Dubey urges school officials to keep two metres between students to prevent the spread of respiratory droplets, which could transmit the novel coronavirus.

"While some distance may be beneficial over no distance (eg. one metre compared to no distance), keeping two metres apart as much as possible is still strongly recommended by public health," Dubey writes.

Without that space, there are several risks:

  • If a student gets COVID-19, the risk of them spreading it to others goes up — especially in JK to Grade 3, where masks aren't required.
  • There could be "pinch points" where students crowd together, for example lining up to go outside.
  • The teacher may not have enough control over a larger class to ensure students are maintaining distance.

Ontario's current school reopening plan was based partly on a list of recommendations released by SickKids hospital late last month. The document, which was written in collaboration by medical experts across Ontario, calls for arranging classroom furniture to leave space between students, masking for middle and high school students, and implementing smaller class sizes.

TDSB spokesperson Ryan Bird says the board is working with the province to explore options to lower elementary class sizes. (Angelina King/CBC)

In an emailed statement to CBC News Friday evening, TDSB spokesperson Ryan Bird said the board has been working with Toronto Public Health since the beginning of the pandemic and has incorporated many of their suggested public health measures into the return to school plans. 

"Recently, TPH expressed concerns specifically with regard to full-size elementary classes, which were prescribed by the Ministry of Education," Bird said. 

"We are working with the ministry to explore options to lower elementary class sizes.

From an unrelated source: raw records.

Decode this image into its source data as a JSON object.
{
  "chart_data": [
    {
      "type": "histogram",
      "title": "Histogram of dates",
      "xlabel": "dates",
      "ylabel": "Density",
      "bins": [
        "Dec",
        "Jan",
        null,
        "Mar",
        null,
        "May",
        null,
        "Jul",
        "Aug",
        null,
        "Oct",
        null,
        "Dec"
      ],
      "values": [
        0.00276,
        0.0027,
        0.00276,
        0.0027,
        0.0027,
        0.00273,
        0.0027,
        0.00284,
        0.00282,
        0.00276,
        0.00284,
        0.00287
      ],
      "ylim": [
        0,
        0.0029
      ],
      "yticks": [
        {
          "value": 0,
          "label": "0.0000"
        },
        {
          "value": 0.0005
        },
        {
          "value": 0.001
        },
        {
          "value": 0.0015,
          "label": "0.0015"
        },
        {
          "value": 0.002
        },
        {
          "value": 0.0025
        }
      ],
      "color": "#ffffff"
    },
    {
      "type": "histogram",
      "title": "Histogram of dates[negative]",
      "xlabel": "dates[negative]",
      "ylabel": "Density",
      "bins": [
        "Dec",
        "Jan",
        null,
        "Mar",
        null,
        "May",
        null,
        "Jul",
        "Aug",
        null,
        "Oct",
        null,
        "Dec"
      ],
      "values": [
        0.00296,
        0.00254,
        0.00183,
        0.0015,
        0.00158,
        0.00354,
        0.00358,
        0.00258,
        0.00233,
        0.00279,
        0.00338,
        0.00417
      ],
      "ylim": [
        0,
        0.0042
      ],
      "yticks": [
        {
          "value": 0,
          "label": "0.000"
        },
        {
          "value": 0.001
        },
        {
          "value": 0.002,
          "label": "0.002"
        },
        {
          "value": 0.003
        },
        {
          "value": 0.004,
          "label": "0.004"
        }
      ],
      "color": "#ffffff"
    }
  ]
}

As we explore these different options, it's important to note that, depending on funding, other strategies may have to be considered, such as shortening the school day, reassigning teachers from non-classroom roles and lowering class sizes only in areas deemed at risk by Toronto Public Health.

According to Bird, while school boards, including the TDSB, have received additional funding for staff, this limited funding is not enough to cover the requirements in a system the size of the TDSB, let alone the entire province.

Regarding references to the TDSB using its reserves to fund additional staffing, Bird said, "some of our reserves have already been used to balance the budget, while the remaining funds have already been committed to specific future obligations."

Jennifer Story, a TDSB trustee for Ward 15, Toronto-Danforth, called the situation "challenging."

"The provincial government has not taken their investment into back-to-school COVID planning seriously by making sure that the resources are there for boards to do their utmost to meet public health advice and to meet public concerns," she told CBC Radio's Metro Morning on Friday.

Story said the TDSB doesn't have much "wiggle room" when it comes to implementing smaller class sizes on its own because it doesn't generate its own funds. 

"We're funded to hire a certain number of teachers and to have class sizes that the ministry determines," she said, adding "We need the Ministry of Education to hear our concerns."

Government defending plan

Alexandra Adamo, a spokesperson for Education Minister Stephen Lecce, defended the provinces plan in an email, saying it has been "informed by the best medical and scientific minds in the country."

Adamo said the government is spending $75 million more on cleaning and hiring 500 public health nurses to work in schools. 

At a Friday morning news conference, Ford and Lecce were asked multiple times by reporters to give a yes or no answer on whether they would consider spending more to lower class sizes.

Neither answered directly.

Lecce said the ministry of education would be "flexible" in its response, and referred to the back-to-school plan as a "living document."

"What I'm saying is the plan needs to be responsive to the risk," he said. 

Lecce said the ministry and TDSB were set to meet later on Friday to further discuss concerns about the reopening of schools.